Vagno Gomes, gestor de projectos da World Vision, sublinhou que a redução permitirá maior foco aos profissionais e parceiros. Destacou ainda o carácter participativo do processo: as prioridades não foram impostas externamente, mas identificadas localmente, com base no impacto esperado e na realidade das comunidades angolanas.

Segundo a Dra. Filomena Wilson, coordenadora do Gabinete de Promoção da Saúde da DNSP, os sete comportamentos são: realizar todas as consultas pré-natais recomendadas; iniciar a amamentação na primeira hora de vida; praticar o aleitamento materno exclusivo até aos seis meses; cumprir o calendário completo de vacinação; procurar atendimento imediato em caso de doença; aderir ao tratamento do VIH; e proteger as crianças contra situações de risco e violência.

A médica de família recordou ainda que a saúde deve ser analisada à luz dos determinantes sociais. Práticas básicas, como o consumo de água segura, podem evitar doenças e reduzir a procura desnecessária por cuidados hospitalares. Com prioridades claras, acrescentou, os técnicos terão melhores condições para medir resultados e reforçar as acções de prevenção.

Sete comportamentos cruciais para salvar vidas nas comunidades em Angola
UNICEF Angola/2026

Comunidades no centro da resposta

A abordagem adoptada por Angola está alinhada com a Estratégia Regional para o Envolvimento Comunitário 2023–2030 da Organização Mundial da Saúde (OMS) para a Região Africana, que coloca as comunidades no centro da prevenção, preparação e resposta às emergências sanitárias.

Olívio Gambo, responsável de comunicação da OMS em Angola, explicou que esta visão valoriza a capacidade das pessoas para criarem condições de protecção nas suas próprias estruturas sociais. “Quando priorizamos os comportamentos com base na realidade local e na evidência, os recursos e os esforços são melhor aplicados”, afirmou.

O encerramento da jornada marca o início de uma nova etapa.
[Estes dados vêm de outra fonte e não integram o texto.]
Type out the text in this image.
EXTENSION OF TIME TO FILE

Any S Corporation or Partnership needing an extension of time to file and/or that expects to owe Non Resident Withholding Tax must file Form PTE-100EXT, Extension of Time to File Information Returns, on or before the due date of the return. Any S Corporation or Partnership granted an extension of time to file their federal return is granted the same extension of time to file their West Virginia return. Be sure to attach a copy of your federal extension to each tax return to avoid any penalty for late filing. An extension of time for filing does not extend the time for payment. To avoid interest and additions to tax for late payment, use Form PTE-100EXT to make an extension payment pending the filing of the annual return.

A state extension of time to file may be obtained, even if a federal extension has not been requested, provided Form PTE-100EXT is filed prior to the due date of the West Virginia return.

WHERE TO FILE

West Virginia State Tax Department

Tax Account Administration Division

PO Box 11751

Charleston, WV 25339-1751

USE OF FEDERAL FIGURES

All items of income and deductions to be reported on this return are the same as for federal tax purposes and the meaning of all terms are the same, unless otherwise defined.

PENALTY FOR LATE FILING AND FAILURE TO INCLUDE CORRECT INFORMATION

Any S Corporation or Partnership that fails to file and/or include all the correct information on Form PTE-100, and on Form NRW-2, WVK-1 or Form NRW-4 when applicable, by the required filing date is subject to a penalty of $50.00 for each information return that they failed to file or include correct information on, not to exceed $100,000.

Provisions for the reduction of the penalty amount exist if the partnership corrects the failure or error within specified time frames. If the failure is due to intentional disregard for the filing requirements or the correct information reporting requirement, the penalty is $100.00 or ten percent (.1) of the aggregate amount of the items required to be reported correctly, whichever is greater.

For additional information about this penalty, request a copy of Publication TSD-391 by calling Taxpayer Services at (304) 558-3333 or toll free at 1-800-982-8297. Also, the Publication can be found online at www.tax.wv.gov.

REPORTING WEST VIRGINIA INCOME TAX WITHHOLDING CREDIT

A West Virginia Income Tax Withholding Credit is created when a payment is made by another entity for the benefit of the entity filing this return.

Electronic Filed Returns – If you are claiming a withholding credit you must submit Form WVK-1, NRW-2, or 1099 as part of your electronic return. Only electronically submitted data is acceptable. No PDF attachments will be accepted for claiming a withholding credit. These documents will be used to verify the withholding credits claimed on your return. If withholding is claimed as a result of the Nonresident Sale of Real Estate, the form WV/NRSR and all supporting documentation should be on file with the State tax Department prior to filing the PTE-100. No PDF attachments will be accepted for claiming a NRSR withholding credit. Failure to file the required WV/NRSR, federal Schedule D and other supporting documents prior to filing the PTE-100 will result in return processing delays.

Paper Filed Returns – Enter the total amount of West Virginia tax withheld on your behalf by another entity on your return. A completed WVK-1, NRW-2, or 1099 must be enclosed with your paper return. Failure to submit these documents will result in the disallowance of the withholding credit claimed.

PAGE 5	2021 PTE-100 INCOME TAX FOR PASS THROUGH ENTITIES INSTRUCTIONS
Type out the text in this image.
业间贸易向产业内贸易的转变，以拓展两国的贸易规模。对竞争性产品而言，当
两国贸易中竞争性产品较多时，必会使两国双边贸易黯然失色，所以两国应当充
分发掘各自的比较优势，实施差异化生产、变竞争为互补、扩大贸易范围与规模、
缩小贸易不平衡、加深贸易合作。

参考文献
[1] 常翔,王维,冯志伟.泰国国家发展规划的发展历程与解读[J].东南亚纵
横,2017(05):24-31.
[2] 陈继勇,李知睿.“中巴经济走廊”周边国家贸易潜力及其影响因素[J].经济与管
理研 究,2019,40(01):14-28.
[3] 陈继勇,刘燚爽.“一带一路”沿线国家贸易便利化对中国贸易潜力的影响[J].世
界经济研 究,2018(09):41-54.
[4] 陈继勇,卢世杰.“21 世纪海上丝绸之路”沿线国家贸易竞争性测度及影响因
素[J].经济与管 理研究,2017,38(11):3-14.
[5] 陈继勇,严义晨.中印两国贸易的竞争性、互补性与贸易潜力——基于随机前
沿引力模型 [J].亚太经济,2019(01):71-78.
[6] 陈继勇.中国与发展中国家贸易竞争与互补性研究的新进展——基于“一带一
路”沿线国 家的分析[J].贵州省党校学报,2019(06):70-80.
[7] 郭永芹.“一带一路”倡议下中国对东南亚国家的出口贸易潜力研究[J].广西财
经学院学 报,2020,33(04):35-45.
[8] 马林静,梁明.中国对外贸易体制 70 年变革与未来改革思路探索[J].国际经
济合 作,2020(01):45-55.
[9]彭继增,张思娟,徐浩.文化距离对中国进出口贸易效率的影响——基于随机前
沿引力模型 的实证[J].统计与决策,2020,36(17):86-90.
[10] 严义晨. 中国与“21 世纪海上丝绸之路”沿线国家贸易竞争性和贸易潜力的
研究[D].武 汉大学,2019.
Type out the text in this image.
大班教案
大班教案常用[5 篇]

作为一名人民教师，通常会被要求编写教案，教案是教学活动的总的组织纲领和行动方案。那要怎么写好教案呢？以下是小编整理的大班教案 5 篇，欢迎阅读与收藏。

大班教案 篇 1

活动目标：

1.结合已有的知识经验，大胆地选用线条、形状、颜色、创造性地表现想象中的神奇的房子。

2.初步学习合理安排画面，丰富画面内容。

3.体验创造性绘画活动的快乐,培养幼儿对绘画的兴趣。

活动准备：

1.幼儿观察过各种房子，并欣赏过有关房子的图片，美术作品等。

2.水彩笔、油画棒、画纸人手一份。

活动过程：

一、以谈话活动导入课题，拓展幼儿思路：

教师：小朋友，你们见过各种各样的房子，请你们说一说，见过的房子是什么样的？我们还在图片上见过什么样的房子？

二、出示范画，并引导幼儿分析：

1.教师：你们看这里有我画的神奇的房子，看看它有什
O documento resultante servirá de base para consultas provinciais e diálogos com a sociedade civil, de modo a integrar na estratégia a diversidade geográfica, social e cultural do País. Esta participação será decisiva para transformar os sete comportamentos em práticas compreendidas, aceites e adoptadas pelas famílias.

O desafio é agora duplo: os profissionais do sector devem assumir o compromisso técnico de incorporar estas prioridades no trabalho diário; e as comunidades devem participar activamente na definição das soluções, com o apoio de autoridades locais, líderes comunitários, igrejas, escolas, meios de comunicação e organizações da sociedade civil.

Como sintetizou a Dra. Helga Freitas, “a mudança social e de comportamento não acontece por decreto, nem resulta apenas da transmissão de informação. Constrói-se através da confiança, da participação e da mobilização”. É nesta combinação entre serviços de qualidade, escolhas informadas e envolvimento comunitário que Angola poderá prevenir doenças, proteger crianças e mulheres e aliviar a pressão sobre as unidades sanitárias.